Does the World Evolve or Elove?

By Mitchell Jay Rabin
Host of A Better World
Mondays and Wednesdays at 6 pm
It is awfully striking that what our highest aspiration is, to consciously evolve as a species into the fullest expression of our human nature, involves a word so intricately intermixed with it: to Evolve and to Love...but a couple of letters off from each other. Is there a significance? Can we infer one, impute one? Can we simply gently forge a relationship between loving and evolving in our brains, through the dendritic relations, re-shaping our neuro-circuitry along lines most desirable? Can you imagine if our evolution was really predicated on our ability to love, love well, deeply, fully, always and everywhere, with everyone and all sentient living things?! Would that not just be one of the most fun ways to grow into our human fullness which we could then describe as nothing short of Divine?

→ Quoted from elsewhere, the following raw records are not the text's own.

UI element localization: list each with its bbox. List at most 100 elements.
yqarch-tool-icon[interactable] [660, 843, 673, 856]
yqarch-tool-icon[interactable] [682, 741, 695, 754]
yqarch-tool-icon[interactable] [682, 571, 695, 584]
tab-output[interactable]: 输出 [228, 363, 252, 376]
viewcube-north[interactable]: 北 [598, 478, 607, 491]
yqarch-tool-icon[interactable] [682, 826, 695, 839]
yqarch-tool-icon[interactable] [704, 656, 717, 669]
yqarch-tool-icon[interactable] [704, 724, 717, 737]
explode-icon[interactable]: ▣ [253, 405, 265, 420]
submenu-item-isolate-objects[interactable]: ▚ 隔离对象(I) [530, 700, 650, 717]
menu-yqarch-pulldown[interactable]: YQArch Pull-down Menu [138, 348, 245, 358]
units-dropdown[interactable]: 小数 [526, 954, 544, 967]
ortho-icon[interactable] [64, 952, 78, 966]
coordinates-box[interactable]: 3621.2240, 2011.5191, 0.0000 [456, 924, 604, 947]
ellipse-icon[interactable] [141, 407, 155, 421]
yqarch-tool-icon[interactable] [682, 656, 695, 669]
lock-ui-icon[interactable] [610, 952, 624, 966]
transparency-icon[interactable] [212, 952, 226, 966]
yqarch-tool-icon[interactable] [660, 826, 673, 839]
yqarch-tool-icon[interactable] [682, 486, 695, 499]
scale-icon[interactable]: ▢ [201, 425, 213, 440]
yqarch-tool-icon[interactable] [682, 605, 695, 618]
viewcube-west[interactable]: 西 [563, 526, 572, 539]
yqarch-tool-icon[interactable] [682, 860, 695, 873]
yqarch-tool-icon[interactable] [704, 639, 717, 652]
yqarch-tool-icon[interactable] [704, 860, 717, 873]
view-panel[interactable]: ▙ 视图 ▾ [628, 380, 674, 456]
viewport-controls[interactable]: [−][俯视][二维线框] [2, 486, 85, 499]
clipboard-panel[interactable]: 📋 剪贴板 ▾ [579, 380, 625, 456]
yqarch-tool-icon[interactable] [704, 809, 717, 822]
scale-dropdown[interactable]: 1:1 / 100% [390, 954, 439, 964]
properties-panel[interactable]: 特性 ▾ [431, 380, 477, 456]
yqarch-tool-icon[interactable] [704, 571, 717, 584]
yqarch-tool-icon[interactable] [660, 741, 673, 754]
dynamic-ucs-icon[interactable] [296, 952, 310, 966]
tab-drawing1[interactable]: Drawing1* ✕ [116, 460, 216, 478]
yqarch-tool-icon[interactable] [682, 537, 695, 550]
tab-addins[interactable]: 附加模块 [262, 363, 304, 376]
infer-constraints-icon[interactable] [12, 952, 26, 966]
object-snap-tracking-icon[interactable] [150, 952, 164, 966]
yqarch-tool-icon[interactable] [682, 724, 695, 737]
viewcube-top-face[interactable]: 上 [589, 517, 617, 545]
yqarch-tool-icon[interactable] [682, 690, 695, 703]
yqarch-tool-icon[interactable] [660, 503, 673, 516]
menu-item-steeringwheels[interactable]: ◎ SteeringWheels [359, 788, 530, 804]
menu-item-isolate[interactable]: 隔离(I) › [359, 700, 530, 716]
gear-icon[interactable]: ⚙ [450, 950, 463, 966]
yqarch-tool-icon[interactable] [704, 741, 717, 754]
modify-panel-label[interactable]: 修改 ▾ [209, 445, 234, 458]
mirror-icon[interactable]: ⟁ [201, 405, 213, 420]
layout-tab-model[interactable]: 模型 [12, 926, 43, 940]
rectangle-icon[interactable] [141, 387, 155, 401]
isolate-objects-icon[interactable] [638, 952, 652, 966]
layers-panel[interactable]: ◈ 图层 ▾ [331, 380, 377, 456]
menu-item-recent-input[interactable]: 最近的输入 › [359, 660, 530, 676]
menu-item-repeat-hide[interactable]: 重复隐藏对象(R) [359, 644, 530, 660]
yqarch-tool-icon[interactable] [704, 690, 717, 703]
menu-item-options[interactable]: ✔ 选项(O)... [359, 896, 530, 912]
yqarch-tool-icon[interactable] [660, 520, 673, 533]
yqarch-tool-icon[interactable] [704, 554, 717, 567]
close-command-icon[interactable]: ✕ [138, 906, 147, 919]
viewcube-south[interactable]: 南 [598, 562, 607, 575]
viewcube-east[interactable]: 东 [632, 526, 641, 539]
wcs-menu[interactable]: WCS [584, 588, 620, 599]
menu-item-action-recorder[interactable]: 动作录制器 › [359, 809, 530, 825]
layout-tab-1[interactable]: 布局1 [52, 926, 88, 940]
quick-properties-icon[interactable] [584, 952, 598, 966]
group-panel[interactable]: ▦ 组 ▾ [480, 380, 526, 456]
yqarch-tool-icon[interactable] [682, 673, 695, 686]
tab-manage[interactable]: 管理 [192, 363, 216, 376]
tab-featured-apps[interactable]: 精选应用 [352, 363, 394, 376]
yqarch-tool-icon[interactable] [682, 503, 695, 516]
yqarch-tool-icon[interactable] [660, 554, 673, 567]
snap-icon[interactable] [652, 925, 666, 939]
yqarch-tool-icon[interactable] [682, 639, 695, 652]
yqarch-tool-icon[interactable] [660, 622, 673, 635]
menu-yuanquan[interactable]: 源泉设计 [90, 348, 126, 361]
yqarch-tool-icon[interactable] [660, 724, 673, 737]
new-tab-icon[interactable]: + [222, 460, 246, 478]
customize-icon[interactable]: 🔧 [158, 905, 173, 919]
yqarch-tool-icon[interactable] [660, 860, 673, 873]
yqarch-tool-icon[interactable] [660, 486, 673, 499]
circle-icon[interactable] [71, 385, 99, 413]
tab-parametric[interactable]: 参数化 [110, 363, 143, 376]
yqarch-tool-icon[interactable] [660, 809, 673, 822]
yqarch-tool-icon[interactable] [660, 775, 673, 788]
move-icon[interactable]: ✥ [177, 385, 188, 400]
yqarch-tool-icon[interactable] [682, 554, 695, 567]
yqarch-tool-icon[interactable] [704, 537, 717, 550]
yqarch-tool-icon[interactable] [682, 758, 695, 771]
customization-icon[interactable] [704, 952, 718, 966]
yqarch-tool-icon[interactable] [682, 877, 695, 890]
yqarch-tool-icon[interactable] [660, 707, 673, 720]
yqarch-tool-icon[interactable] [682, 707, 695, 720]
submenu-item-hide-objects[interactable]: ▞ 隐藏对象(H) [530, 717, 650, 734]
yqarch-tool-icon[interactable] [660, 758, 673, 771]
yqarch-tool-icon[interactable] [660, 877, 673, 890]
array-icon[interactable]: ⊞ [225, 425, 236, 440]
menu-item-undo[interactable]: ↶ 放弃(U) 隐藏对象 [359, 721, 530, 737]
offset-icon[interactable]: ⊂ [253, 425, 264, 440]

What if we just made a whole host of different assumptions about life, that it's not "hard, difficult, dangerous, risky, cliff-hanging", but rather, "smooth, easy, flowing, light, full of joy, love, compassion and pleasure?" What kind of world would we have?
Knowing what we know about energy, morphogenetic fields, quantum reality and critical mass/tipping points, what if we were to 'tip' in another direction through massive acts of love, like the sun sending beams warming up the planet? What if we were to at least temporarily to let go of our personal darker, shadowy attachments, anger, shame, guilt, embarassment, negative belief systems about the nature of 'reality'? Whoa, a breath of fresh air!
This Christmas was so beautiful. Honestly, I wasn't with my family of origin, love them as I do. I was with another family, a group of homeless people, so-called, at a local church, where another unsung hero, Dafne, of the Carribean restaurant at 14th and 2nd Ave., served a Jamaican-style Christmas dinner to nearly 75 folks who really needed some nourishment and a warm meal. A group of us were there to sing carols and to serve up a hot meal, forming a feeling of bond and family among people who, for whatever reason, or down on their luck, and need a helping, loving hand. When I'm not with my own direct family, I have been with these folks, and it's truly the most beautiful way to spend Christmas that I've yet discovered. It lets one know that there really is, down deep, one heart, and we're all a beat within it.